Comrades who participate in these organizations explain their participation using that very logic. They say, “Honestly, what we do [at the communal kitchens] makes no difference at all. It is reformism, and makes things easier for the state. But at least in this way we get people together, give them a class conscience, and teach them about solidarity.”

In Argentina today, within the various grass roots organizations (piqueteros, communal kitchens, self-regulated businesses, networks of economic solidarity, etc.) there are thousands of people who are “organized,” who supposedly “meet,” “become class conscious,” “do something,” etc. It would seem that this mass of people represent an impressive force; but in reality they are thousands and thousands of people who are paralyzed, whose are tied  hands and feet by capital and its state. This has been demonstrated time and again, the last of which happened when these organizations drowned the workers of Garrahan in a false sense of solidarity.

The one activity that dominates all others in these organizations is the disbursement of [economic] assistance, the maintenance of misery, and its use by the state to perpetuate exploitation. All of this is done against the wishes of their members. It is of no use to discuss ways of combating misery when all activities revolve around perpetuating this very problem. This is why despite meaning well, despite attempts at persuading [the masses], no real discussions of or activities directed at revolutionary struggles can be developed within this context.

If we are to organize ourselves to combat our misery, we need to zoom in on an activity that gets to the root of the problem. It is only the working class struggle that can do this. However, this struggle is still in its infancy, and it will take time to develop a revolutionary force that will allow the proletariat to rise against capitalism. In the meantime, it is necessary to contribute an activity of discussion, interventions in the struggles, the international regroupment of revolutionaries, the creation of discussion circles around communist positions. Such an enterprise might seem “abstract” and out of touch with immediate concerns in our everyday lives. But each time there is a massive struggle by the working class, the usefulness and advantage of having a handful of revolutionaries—who contribute to such a cause with analysis, proposals and orientations—becomes clear. That is how we saw the waves of strikes in Argentina between June and August, when an intervention could have helped take the struggle further, to learn political lessons, to do away with the traps that the bourgeoisie employed.
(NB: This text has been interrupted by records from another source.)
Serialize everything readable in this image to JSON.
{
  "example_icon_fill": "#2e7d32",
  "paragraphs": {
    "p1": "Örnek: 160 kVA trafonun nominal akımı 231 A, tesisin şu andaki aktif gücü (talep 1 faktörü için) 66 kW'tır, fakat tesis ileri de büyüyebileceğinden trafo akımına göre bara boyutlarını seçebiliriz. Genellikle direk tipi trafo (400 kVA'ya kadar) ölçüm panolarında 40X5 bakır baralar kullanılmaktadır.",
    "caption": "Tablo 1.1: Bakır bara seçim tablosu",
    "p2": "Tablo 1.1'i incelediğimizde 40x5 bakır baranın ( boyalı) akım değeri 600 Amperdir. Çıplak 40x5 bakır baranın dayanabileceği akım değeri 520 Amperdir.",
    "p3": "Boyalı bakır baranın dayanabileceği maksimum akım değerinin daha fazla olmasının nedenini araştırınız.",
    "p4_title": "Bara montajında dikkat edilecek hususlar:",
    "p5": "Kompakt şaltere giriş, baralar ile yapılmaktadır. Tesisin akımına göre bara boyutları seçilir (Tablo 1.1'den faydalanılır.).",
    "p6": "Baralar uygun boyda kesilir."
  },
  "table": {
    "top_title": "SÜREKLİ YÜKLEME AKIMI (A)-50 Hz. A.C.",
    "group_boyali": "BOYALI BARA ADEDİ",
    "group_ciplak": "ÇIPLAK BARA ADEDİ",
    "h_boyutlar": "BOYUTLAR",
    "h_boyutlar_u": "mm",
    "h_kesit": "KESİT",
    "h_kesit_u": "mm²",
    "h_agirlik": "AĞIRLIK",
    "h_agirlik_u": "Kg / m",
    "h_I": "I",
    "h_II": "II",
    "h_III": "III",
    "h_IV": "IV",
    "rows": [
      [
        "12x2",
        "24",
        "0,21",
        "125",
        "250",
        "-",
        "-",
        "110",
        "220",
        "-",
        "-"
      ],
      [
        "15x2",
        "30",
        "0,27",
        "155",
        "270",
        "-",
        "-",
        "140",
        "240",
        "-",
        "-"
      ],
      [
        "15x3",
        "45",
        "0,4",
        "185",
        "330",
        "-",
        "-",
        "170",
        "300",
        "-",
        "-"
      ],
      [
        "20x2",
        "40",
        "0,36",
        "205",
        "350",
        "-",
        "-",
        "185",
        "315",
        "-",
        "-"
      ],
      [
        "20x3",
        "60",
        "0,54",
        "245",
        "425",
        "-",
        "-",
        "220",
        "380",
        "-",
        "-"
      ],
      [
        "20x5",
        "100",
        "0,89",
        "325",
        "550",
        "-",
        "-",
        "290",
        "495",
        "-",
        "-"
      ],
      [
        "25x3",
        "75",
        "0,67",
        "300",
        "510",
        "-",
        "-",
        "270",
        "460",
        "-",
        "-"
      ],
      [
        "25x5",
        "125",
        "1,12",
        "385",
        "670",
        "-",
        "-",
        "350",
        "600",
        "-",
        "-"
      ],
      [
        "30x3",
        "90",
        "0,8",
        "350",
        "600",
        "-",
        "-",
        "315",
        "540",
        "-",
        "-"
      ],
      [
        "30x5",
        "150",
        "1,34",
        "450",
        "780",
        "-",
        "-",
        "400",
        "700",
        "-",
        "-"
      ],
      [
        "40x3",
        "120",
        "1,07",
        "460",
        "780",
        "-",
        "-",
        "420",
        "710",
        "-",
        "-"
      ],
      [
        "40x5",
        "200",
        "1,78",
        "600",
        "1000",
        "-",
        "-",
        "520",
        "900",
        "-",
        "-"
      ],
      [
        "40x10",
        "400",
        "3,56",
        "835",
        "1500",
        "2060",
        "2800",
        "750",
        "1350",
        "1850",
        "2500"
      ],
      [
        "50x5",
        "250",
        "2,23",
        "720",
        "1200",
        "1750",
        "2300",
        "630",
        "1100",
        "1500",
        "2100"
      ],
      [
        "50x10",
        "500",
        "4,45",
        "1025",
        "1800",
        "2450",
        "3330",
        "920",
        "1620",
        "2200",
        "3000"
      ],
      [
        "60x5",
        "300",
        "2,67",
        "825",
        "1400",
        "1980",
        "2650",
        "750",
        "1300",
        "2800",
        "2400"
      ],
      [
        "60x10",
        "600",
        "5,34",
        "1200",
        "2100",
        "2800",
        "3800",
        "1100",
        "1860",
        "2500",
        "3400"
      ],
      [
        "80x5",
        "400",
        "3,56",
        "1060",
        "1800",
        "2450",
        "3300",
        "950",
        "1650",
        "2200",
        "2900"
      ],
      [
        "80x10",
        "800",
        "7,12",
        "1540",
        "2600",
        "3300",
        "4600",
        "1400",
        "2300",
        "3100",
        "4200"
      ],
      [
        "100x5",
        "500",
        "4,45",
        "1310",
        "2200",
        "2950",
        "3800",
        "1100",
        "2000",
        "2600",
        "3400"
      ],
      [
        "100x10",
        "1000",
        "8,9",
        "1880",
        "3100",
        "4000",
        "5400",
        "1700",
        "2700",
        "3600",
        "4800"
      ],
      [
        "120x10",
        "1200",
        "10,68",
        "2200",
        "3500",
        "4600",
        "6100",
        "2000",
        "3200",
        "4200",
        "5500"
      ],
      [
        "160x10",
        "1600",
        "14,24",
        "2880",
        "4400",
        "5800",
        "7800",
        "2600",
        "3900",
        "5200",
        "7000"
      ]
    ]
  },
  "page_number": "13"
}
Just a few days ago in Mar de Plata, Chavez and Maradona began a farce of “anti-imperialist struggle.” At that moment, what was needed was a revolutionary voice to denounce a trick aimed a diverting them  towards an impotent activism, and will progressively drown them in confusion and demoralization.

Therefore, those comrades who are the most conscious and combative—who feel the most indignation against misery and hunger—must direct will and thinking towards the clarification of the revolutionary positions of the proletariat, towards intervention within it, towards struggle against the lies and the traps that the capitalist state uses against them

ICC 19-11-05.

[1]              According to Wikipedia, “A piquetero is a member of a social movement originally initiated by unemployed workers in Argentina in the mid-1990s, during Carlos Menem's rule, a few years before the peak of the economic crisis that started in 1998 with a recession and erupted in 2001 causing the resignation of President Fernando de la Rúa and three of his successors in a matter of weeks.

                “The word piquetero is a neologism in the Spanish of Argentina. It comes from piquete (in English, "picketing"), that is, a standing demonstration of protest in a significant spot, in this case usually appearing as a road blockade.